The Melancholy of Untold History
Minsoo Kang
Hardcover / Ebook
ISBN: 9780063337503
William Morrow, July 2024, 240 pgs
The Melancholy of Untold History, Minsoo Kang’s debut novel, crafts the imagined history and myths of Dragon Child, a land built on stories, gods, and the death of thousands of people. The central character is the land itself with each of the characters, human or god, acting as players on a stage. While it could be easy to lose the people in a story that spans thousands and thousands of years, each of the characters plays a major role in the unfolding myth and history of Dragon Child.
The heart of the story is that of the Historian grieving the loss of his wife. Without that heart, the novel could have easily been just a fun romp through myth and history. Instead, Kang gives repeated glimpses into the history of the couple’s relationship. These moments are mixed in with chapters about the genocide of a people, the squabbles of gods, and the rise and fall of empires. So, the love shared, grown, and lost between the Historian and his late wife never appear in chronological order. And yet, they follow an emotional order that makes each new memory hold greater weight throughout the story as Kang explores their intimate history.
My personal favorite characters throughout the novel are the four mountain gods: Yellow Mountain Goddess, Red Mountain God, Blue Mountain God, and Green Mountain Goddess. When we first meet these deities, they are simply relaxing in their sky homes, drinking wine, farting, and having a good time getting drunk. But by the end of the hundred or potentially thousand-year hang-out, disorder has broken out between the friends, setting off continuous wars that ripple through history and plague the land.
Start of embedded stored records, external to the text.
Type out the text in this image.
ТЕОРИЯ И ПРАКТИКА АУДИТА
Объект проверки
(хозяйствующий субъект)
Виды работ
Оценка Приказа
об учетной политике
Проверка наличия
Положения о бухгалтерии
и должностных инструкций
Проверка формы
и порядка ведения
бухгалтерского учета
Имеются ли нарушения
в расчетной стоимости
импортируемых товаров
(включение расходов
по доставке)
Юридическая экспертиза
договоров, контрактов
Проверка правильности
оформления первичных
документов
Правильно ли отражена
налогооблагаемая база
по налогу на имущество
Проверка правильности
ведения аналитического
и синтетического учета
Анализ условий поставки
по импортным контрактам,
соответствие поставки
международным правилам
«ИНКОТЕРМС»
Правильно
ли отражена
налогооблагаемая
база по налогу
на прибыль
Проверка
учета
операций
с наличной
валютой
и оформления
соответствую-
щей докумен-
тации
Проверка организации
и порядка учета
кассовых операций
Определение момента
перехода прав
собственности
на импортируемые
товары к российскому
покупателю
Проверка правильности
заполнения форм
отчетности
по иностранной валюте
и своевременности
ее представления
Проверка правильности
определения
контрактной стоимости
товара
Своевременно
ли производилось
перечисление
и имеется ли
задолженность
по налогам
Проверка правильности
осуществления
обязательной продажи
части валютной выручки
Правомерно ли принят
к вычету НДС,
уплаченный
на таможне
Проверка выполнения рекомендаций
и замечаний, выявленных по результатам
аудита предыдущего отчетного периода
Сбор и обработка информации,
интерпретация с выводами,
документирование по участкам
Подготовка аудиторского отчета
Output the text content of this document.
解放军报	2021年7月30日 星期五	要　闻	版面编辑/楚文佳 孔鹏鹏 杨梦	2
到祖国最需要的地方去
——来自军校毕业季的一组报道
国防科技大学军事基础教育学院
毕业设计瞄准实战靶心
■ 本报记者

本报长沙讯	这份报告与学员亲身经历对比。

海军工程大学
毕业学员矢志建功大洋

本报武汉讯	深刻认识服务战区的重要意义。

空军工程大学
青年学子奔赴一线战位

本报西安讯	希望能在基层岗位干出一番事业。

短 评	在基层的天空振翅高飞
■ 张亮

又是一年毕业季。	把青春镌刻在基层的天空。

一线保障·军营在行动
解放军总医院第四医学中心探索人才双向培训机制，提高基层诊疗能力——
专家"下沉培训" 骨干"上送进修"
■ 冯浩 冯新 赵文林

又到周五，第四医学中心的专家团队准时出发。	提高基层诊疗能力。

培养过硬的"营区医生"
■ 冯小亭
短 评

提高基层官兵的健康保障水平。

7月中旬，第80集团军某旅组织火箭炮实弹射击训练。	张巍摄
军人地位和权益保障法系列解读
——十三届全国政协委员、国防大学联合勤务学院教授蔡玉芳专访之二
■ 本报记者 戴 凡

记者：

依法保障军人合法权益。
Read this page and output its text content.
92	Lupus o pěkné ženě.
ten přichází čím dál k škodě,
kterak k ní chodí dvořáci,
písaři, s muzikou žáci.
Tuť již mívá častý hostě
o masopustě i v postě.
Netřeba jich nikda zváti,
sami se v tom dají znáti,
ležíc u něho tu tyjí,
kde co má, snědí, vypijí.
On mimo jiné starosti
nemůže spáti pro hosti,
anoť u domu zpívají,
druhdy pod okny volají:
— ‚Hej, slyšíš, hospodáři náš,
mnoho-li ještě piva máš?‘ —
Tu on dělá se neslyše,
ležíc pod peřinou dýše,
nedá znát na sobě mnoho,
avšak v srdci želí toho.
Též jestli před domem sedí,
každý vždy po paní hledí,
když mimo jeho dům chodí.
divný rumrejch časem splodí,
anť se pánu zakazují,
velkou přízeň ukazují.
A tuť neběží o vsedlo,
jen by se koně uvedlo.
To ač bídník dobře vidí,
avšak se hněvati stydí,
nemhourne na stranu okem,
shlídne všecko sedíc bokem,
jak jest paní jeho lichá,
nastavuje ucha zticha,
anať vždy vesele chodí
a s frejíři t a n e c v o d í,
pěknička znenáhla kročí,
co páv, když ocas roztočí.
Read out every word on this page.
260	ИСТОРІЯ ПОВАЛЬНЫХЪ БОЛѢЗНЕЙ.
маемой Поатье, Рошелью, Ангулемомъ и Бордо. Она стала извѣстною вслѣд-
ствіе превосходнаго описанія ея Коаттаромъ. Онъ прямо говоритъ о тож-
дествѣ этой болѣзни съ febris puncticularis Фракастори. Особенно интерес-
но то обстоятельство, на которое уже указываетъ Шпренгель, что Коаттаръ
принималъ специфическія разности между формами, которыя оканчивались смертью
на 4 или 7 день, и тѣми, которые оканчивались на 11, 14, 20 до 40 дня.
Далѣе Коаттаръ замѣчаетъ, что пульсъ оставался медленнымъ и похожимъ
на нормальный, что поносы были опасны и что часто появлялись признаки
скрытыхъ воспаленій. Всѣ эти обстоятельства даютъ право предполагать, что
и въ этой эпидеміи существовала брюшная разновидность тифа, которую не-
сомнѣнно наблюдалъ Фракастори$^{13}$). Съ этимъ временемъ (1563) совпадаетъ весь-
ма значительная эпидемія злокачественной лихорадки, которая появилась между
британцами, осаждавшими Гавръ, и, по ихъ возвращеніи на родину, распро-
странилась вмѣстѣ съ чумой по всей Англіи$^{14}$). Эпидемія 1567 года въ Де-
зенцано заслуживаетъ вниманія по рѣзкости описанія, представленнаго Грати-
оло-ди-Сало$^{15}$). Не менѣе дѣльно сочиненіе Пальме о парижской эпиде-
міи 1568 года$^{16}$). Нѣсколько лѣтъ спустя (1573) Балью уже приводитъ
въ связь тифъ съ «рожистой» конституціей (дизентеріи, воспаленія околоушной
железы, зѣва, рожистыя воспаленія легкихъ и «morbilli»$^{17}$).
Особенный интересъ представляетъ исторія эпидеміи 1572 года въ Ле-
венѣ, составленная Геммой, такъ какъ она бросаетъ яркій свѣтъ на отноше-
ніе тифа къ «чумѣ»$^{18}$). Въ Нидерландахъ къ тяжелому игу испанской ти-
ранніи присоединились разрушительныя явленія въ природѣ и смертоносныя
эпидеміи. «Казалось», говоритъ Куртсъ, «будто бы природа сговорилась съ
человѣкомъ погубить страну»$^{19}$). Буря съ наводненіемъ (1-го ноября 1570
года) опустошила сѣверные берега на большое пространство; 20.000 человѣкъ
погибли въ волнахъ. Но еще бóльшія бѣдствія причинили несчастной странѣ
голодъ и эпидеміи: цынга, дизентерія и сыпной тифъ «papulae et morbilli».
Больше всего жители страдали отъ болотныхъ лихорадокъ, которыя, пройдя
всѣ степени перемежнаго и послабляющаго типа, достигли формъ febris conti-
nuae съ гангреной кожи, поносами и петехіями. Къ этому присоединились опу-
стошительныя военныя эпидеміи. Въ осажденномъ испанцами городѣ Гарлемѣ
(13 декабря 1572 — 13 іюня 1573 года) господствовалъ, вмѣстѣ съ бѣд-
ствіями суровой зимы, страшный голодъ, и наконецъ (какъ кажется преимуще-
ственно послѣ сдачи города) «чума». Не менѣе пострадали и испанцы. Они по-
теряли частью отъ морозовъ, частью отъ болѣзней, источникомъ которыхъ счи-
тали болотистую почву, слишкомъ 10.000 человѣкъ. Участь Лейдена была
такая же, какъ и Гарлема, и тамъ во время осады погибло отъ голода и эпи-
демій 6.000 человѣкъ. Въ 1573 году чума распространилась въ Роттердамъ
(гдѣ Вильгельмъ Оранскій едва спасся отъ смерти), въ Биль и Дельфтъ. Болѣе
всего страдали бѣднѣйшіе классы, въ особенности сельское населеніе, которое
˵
The Melancholy of Untold History is often funny with dark humor, sarcastic storytellers, and petulant gods. It could even be considered a fun read if it weren’t for the genocide, death, and loss of a national idea and history. Instead, Kang creates an intriguing book that challenges the notion of history. What really is it, except the fabrication of accounts left behind by people long dead? And who is to say those accounts aren’t also fabrications of other accounts from other dead or even imagined people?
In Melancholy of Untold History, stories are meticulously stacked, wrapped, and unraveled, creating a complex yet coherent narrative where tales nest within each other. Characters live through memories that become stories, binding into a larger historical tapestry, reinforcing that history is a collection of myths believed by its narrators. Kang seamlessly time-hops across millennia without ever losing the thread or emotional intensity of the story. As a reader, you are never present in one time too long. When you jump forward or backward in history, everything you learned before comes into play. Finishing the novel offers that satisfying sense of pieces falling into place.